Unwirksame Testamente

Verfügungen von Todes wegen können von Anfang an nichtig sein. Dazu zählt ein Testament, dass vollkommen unbestimmte, widersinnige sowie rechtlich und tatsächlich unmögliche Bestimmungen oder Bedingungen enthält.
Ein Testament ist aber auch von Anfang an unwirksam:

  • bei Verstoß gegen zwingende Vorschriften über Errichtung oder Form eines Testaments einschließlich der Testierfähigkeit.
  • bei Sittenwidrigkeit.

Eine besondere Regelung enthält § 14 Nr. 1 Heimgesetz (HeimG), wonach die Erbeinsetzung eines Altenheimträgers oder des Heimpersonals durch Heimbewohner nichtig ist, wenn der Erbe davon Kenntnis hat. Die Regelung wurde vom Bundesverfassungsgericht (BVerfG) gebilligt, weil dadurch vermieden werden soll, dass "die Hilf- oder Arglosigkeit alter Menschen" ausgenutzt wird und "durch die Gewährung von finanziellen Zusatzleistungen oder -versprechen eine unterschiedliche Behandlung von Altenheimbewohnern eintritt" (Urteil des BVerfG vom 23.07.1998, Aktenzeichen: 1 BvR 434/98). Das Gesetz wird weit angewandt und eine Umgehung der Regelung von den Gerichten in aller Regel nicht geduldet. So darf auch die Ehefrau eines in einem Pflegeheim arbeitenden Pförtners von einer Heimbewohnerin nicht als Erbin in ihrem Testament bedacht werden (Beschluss des Oberlandesgerichts Frankfurt am Main vom 29.01.2001, Aktenzeichen: 20 W 71/99). Dagegen dürfen Betreuer in der Familie sowie Mitarbeiter von ambulanten Pflegebetrieben - anders als Angestellte eines Pflegeheimes - von den bedürftigen Personen als Erben ins Testament aufgenommen werden, weil bei dieser Art der Betreuung kein so festes Verhältnis oder eine Abhängigkeit zu erwarten ist wie bei stationärer Pflege (Beschluss des Oberlandesgerichts Düsseldorf vom 09.02.2001, Aktenzeichen: 3 Wx 350/00 und 366/00).

Das für Beamte oder im öffentlichen Dienst stehende Angestellte geltende Annahmeverbot von Belohnungen erfasst zwar auch dienstbezogene Zuwendungen von Todes wegen, die tarifrechtlichen Vorschriften betreffen jedoch nur das Dienstverhältnis und führen deshalb nicht zur Unwirksamkeit eines Testaments.

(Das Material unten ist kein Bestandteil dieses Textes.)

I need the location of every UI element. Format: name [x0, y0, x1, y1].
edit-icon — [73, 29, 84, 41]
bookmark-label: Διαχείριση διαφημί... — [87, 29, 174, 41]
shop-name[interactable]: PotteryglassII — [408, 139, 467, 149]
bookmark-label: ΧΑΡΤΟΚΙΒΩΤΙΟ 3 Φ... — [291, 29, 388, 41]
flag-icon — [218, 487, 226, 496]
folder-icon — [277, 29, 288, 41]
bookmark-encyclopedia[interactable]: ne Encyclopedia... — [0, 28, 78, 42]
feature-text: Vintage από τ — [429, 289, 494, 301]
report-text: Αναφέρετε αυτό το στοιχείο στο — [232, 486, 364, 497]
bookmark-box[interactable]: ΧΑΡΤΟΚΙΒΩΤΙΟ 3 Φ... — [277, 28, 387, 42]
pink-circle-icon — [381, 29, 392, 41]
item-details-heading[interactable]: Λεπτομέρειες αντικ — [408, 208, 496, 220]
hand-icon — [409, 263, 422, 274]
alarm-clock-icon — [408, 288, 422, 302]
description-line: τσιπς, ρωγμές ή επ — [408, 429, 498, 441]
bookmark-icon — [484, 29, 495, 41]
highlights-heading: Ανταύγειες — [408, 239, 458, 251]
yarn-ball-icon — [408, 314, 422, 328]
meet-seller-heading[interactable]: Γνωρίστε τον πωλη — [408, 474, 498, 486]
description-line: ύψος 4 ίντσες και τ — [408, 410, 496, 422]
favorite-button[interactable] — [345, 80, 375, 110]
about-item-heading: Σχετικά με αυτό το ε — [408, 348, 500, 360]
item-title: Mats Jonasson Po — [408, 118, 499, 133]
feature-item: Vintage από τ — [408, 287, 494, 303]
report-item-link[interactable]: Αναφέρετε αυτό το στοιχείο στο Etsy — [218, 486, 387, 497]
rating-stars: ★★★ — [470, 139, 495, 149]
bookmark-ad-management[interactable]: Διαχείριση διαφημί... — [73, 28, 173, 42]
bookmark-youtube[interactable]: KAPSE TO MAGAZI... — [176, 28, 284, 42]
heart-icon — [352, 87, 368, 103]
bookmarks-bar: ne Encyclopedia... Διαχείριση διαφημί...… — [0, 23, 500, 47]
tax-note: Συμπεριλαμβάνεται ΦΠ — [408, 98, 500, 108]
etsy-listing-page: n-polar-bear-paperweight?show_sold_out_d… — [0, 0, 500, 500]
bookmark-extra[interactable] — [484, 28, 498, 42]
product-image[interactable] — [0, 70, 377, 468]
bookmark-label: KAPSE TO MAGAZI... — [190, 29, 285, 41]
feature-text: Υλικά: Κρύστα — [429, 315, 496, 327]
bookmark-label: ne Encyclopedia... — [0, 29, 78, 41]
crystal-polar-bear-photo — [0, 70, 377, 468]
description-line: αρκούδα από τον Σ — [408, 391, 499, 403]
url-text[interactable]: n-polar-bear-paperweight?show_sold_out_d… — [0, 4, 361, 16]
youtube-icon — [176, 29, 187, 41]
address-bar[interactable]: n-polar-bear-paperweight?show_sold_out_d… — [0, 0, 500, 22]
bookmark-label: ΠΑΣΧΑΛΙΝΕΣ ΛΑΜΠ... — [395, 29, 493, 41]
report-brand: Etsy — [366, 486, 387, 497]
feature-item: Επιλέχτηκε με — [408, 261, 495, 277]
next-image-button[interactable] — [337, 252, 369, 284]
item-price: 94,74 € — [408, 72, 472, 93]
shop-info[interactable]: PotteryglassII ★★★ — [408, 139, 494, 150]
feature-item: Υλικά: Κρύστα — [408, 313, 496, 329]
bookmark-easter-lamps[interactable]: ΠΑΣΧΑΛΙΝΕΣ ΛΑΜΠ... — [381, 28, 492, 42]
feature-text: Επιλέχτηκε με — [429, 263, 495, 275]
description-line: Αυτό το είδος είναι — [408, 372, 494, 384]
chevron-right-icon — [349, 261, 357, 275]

Sittenwidrigkeit kann zum Schutz der Testierfreiheit nur in schweren Ausnahmefällen angenommen werden. Dabei ist immer das zum Zeitpunkt des Erbfalls geltende Sittenverständnis ausschlaggebend. So wird heute das so genannte "Geliebtentestament", bei dem ein verheirateter Ehegatte alles seiner Geliebten vermacht, nicht mehr per se als sittenwidrig angesehen (Beschluss des Bayerischen Obersten Landesgerichts vom 24.07.2001, Aktenzeichen: 1Z BR 20/01) Eine Sittenwidrigkeit kommt nur noch dann in Betracht, wenn die Zuwendung ausschließlich als Gegenleistung für eine sexuelle Hingabe erfolgt ist (Urteil des Oberlandesgerichts Düsseldorf vom 03.12.1997, Aktenzeichen: 3 Wx 278/97).

Auch der Einfluss in die Eheschließungsfreiheit des Erben führt grundsätzlich nicht zur Sittenwidrigkeit. Ein Vater kann seine Kinder für den Fall enterben, dass sie nicht "standesgemäß" heiraten. Ihre "berechtigten Belange" sind für diesen Fall durch das Pflichtteilsrecht gewahrt (Urteil des Bundesgerichtshofs vom 02.12.1998, Aktenzeichen IV ZB 19/97).

Ob nur einzelne Bestimmungen oder das gesamte Testament unwirksam sind, muss am Einzelfall bestimmt werden.

Rechtstipp: Es ist dringend davon abzuraten, Bestattungswünsche in einem Testament zu regeln. Da Testamente frühestens sechs Wochen nach dem Erbfall eröffnet werden und so dann erst den Beteiligten zugänglich gemacht. Damit ist es zu spät für die Angehörigen, um testamentarische Wünsche wegen einer Beisetzung noch zu berücksichtigen. Richtigerweise regelt man Bestattungswünsche und Fragen rund um die Beisetzung und Grabpflege in einer Vorsorgevollmacht.